Mauvaise définition des espaces, signalétique incohérente, éléments bâtis mal intégrés… au fil du temps, le Mont Lenigo, à l’ouest du Croisic, était devenu quasi inaccessible. Jacques Le Bris a transformé « ce lieu tombé dans l’oubli» en une superbe promenade que même les personnes à mobilité réduite séjournant dans les centres de rééducation fonctionnelle voisins peuvent emprunter. L’accession au belvédère s‘effectue en pente douce, des paliers permettant de ménager des pauses. Coût de l’aménagement ? 1, 196 million d’euros (2002), pour 15 000 m² de surfaces.

« J’ai voulu créer un espace propice à la contemplation, redonner une identité forte à ce site exceptionnel, abandonné de tout le monde et devenu dangereux» explique l’architecte paysagiste nantais, qui a tenu à évoquer la mémoire maritime du lieu : « Constitué de briques, de schistes et de vieux sables, le Mont Lenigo trouve son origine dans les échanges commerciaux : les gabares en provenance d’Italie et d’Espagne déposaient leur lest sur les quais. »

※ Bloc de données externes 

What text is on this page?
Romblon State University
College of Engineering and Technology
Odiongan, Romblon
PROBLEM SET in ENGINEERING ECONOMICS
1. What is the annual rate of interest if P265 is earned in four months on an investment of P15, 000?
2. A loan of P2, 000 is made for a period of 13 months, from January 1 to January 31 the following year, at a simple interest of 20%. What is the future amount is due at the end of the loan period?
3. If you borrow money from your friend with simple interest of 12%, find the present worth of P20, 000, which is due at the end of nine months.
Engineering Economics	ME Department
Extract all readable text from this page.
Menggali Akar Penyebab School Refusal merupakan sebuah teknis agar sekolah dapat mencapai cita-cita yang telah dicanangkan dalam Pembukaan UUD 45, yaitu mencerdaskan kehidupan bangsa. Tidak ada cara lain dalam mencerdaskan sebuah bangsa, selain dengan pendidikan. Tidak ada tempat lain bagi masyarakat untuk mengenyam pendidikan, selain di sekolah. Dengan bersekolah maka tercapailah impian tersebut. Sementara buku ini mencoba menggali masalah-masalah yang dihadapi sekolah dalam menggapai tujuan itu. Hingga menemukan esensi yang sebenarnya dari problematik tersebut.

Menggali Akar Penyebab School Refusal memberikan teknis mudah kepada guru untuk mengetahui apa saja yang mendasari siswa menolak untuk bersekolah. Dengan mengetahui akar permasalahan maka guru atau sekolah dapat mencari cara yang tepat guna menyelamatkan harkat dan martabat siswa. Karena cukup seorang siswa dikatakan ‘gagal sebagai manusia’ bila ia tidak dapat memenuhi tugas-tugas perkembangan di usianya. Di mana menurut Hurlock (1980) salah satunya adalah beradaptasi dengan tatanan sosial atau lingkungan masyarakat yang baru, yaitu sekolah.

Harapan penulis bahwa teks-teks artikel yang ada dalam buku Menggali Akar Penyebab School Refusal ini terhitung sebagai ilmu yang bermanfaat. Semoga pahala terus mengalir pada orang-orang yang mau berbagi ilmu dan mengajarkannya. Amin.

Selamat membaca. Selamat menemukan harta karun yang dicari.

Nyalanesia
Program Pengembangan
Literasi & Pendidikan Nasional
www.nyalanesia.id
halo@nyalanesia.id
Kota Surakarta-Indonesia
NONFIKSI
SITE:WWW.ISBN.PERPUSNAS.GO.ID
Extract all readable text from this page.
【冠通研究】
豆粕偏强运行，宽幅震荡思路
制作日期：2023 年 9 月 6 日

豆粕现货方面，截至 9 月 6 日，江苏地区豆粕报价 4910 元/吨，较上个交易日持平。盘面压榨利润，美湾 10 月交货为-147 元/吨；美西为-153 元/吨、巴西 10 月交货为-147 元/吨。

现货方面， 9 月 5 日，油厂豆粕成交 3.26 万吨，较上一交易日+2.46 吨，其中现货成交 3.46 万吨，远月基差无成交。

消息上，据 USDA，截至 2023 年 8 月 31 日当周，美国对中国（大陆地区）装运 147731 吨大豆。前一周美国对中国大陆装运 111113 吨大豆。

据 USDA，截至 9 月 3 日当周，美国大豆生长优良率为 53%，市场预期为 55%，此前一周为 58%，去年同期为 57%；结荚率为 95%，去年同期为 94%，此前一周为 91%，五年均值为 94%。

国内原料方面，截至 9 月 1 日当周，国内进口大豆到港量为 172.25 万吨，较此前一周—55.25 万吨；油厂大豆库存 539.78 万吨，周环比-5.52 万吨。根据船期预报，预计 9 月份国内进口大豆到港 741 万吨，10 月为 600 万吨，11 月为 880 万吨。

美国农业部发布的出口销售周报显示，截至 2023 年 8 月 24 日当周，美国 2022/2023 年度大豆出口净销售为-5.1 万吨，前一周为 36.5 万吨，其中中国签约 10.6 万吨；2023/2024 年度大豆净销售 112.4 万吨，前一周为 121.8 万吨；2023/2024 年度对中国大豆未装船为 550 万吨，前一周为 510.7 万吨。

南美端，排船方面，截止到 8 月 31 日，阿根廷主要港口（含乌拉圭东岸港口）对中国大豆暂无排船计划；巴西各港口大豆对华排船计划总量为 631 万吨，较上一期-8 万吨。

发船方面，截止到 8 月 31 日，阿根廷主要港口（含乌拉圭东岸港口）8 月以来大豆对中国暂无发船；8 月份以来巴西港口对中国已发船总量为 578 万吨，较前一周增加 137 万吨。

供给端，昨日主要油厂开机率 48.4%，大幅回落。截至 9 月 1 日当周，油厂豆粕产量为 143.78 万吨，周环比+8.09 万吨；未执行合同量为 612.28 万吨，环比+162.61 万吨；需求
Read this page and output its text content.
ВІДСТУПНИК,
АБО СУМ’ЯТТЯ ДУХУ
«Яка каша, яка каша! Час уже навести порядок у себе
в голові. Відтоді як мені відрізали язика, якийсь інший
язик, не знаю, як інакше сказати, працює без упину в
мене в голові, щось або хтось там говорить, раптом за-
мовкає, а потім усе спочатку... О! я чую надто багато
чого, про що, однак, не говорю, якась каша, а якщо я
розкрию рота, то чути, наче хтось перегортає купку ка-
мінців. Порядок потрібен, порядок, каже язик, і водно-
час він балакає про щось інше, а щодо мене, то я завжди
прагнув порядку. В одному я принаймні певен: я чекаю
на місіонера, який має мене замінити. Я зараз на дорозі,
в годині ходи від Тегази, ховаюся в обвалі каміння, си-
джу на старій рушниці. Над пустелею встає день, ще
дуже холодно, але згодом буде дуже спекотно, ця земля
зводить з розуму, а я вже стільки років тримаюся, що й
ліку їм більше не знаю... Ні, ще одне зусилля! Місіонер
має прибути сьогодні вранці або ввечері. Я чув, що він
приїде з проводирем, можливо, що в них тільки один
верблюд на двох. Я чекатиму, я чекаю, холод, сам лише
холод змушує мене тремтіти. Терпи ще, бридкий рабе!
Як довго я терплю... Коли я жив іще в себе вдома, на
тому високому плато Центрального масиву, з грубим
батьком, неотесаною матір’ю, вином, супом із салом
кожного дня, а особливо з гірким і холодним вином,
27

Une cohérence a été rendue, un gros travail accompli sur les cheminements et le parcours de découverte. Parti pris adopté ? La simplicité. « Granit pour les murets, bois pour les soutènements (d’anciennes traverses de chemin de fer) et les platelages, métal pour les garde-corps, terre pour les chemins…un nombre limité de matériaux a été employé. »

Les vieux platanes du mail du Broc, les chênes verts et pins maritimes récemment plantés sont mis en valeur par des graminées. Un camaïeu de bleu, de blanc et de gris argenté constitue la palette végétale de cette réhabilitation exemplaire.

Circulation piétonne à Sanary

© photo : Dominique Barbert

Les estivants peuvent désormais marcher sans risque le long du littoral entre la plage de Six fours et celles de Sanary. Cette promenade aménagée le long du littoral a fait l’objet de quatre appels d’offres successifs, tous remportés par le même paysagiste : « La réflexion a été entamée en 1999, confie Dominique Barberet, de l’agence Empreintes méditerranéennes. Au départ, il s’agissait simplement de requalifier une esplanade où avait été construit un immense parking, sans aucun ombrage. Notre projet - relier le square Jean Cavet, à deux pas de ce village de pêcheurs méditerranéen typique très refermé sur son port, à la plage de Portissol, située 3 km plus loin, a séduit le maire. Cette proposition se poursuit dans la durée... »

L’ancien lavoir - déplacé près du cimetière- a été réinstallé sur le square Jean Calvet. Un bassin canal, d’une trame assez stricte y a été aménagé. Dominique Barberet s’est beaucoup attaché à créer des percées visuelles : « Des haies, des aménagements divers occultaient la vue sur la mer. Je jugeais essentiel que les rues qui débouchaient sur le front urbain soient poursuivies par des axes piétonniers, de manière à réintroduire des perspectives. »

Pour donner une identité à cette promenade qui relie le centre ville à une petite anse, par le chemin des Oratoires, Dominique Barberet a opté pour des codes visuels liés à la mer, un design aux formes souples. Une gamme de mobilier urbain spécifique (corbeilles, mâts d’éclairage et de signalétique) a été dessinée par Empreintes méditerranéennes, elle devrait être installée en 2006.